Landholdings in the network include farms, crofts, community woodlands and private estates. When partners join the network, some are taking their first steps in rewilding, while others are building on longstanding commitments to nature restoration.
The size of partner sites is limited to between 50 and 1,000 acres, to make rewilding accessible to smaller landholdings that don’t have access to the resources of landscape-scale initiatives.
Northwoods was launched in April 2021, with an initial goal of signing up 20 landholdings in the first two years, but it has expanded rapidly and recently welcomed its 50th partner. The network now covers more than 13,000 acres.
“Northwoods was established to help remove the barriers to taking action.”
Each Northwoods partner makes rewilding commitments tailored to the site, which may include the expansion or enrichment of native woodlands, the restoration of carbon-storing wetlands or the creation of wildlife corridors to allow animals to roam freely across the landscape.
“Rewilding is ultimately about restoring dynamic natural processes, and Northwoods was established to help remove the barriers to taking action,” says James Nairne, Northwoods Project Lead. “We support our land partners with ecological knowledge, practical advice and funding opportunities.”
Gavin Drummond and Laura Hay are the owners of Harestone Moss, just north of Aberdeen, and joined the Northwoods Rewilding Network in May 2022. The 70-acre site was farmed conventionally for many decades, and rewilding commitments include reversing the effects of 1950s drainage by creating ponds and wetlands.
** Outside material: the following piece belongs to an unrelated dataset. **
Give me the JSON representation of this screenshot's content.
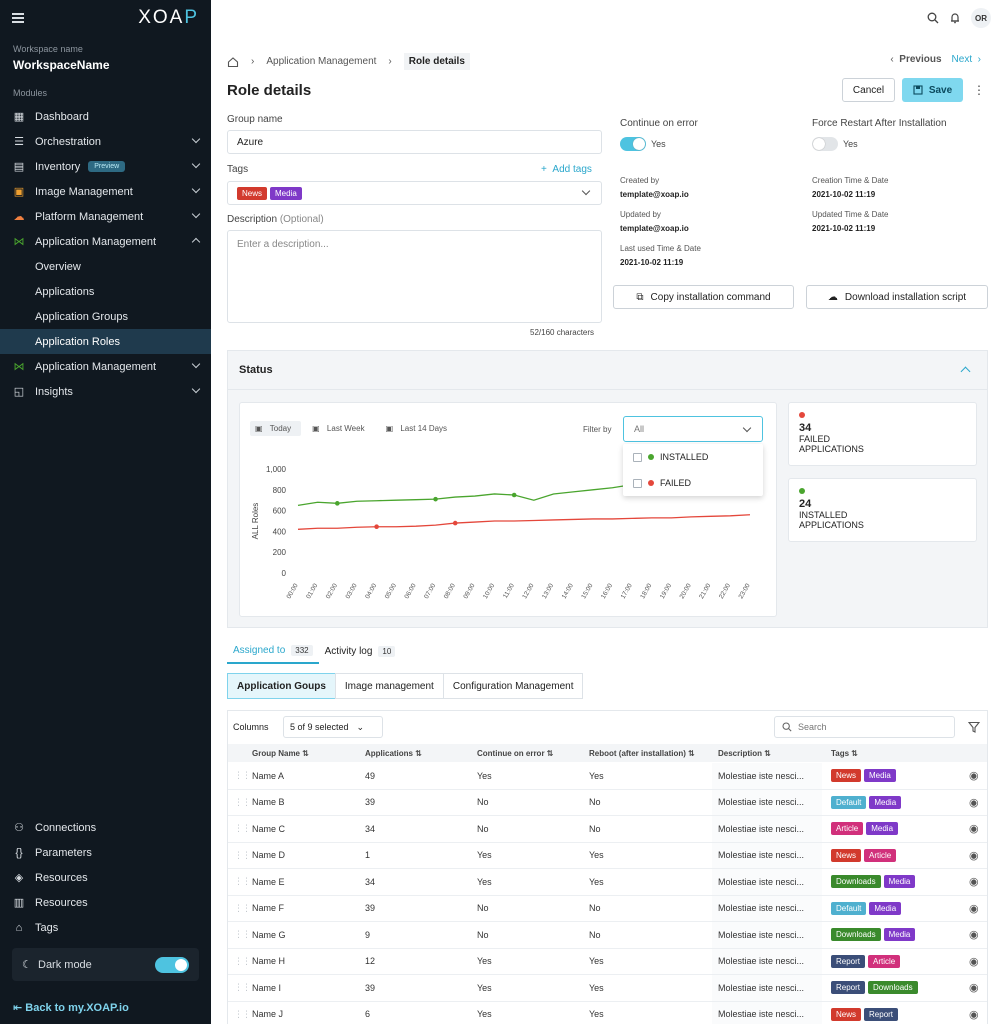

This re-wetting will enable peatlands to resume carbon sequestration.
“We have an opportunity to create something amazing – a site where visitors can appreciate the restored landscape and the return of wildlife, and where we can earn a living in a way that doesn't harm the land,” says Hay.
The biggest site in the network, and the one that has been rewilding for longest, is Tireragan on the Isle of Mull. Cared for by volunteers of the Tireragan Trust, the site is home to a remnant of nationally important Atlantic rainforest, and has been a rewilding pioneer since 1997 when intensive grazing was curtailed.
Judy Gibson, a Tireragan trustee, says: “We are committed to enhancing the biodiversity of this special place but doing so in a way that maintains a human connection through recreation and education. Being part of Northwoods helps us drive our ambition forwards, to share our experiences and learn from others.”
Nairne says there is widespread recognition that the ecological health of some of Scotland’s landscapes needs to be restored.
“The thread that runs through the Northwoods Rewilding Network is a determination to be part of the solution to climate breakdown and biodiversity loss,” Nairne says.
“What’s taken us by surprise is the strength of the appetite. From Sutherland to the Solway Firth, and from the East Neuk of Fife to the Ross of Mull, this is a landowner-driven aspiration – they’ve come to us more than the other way round.”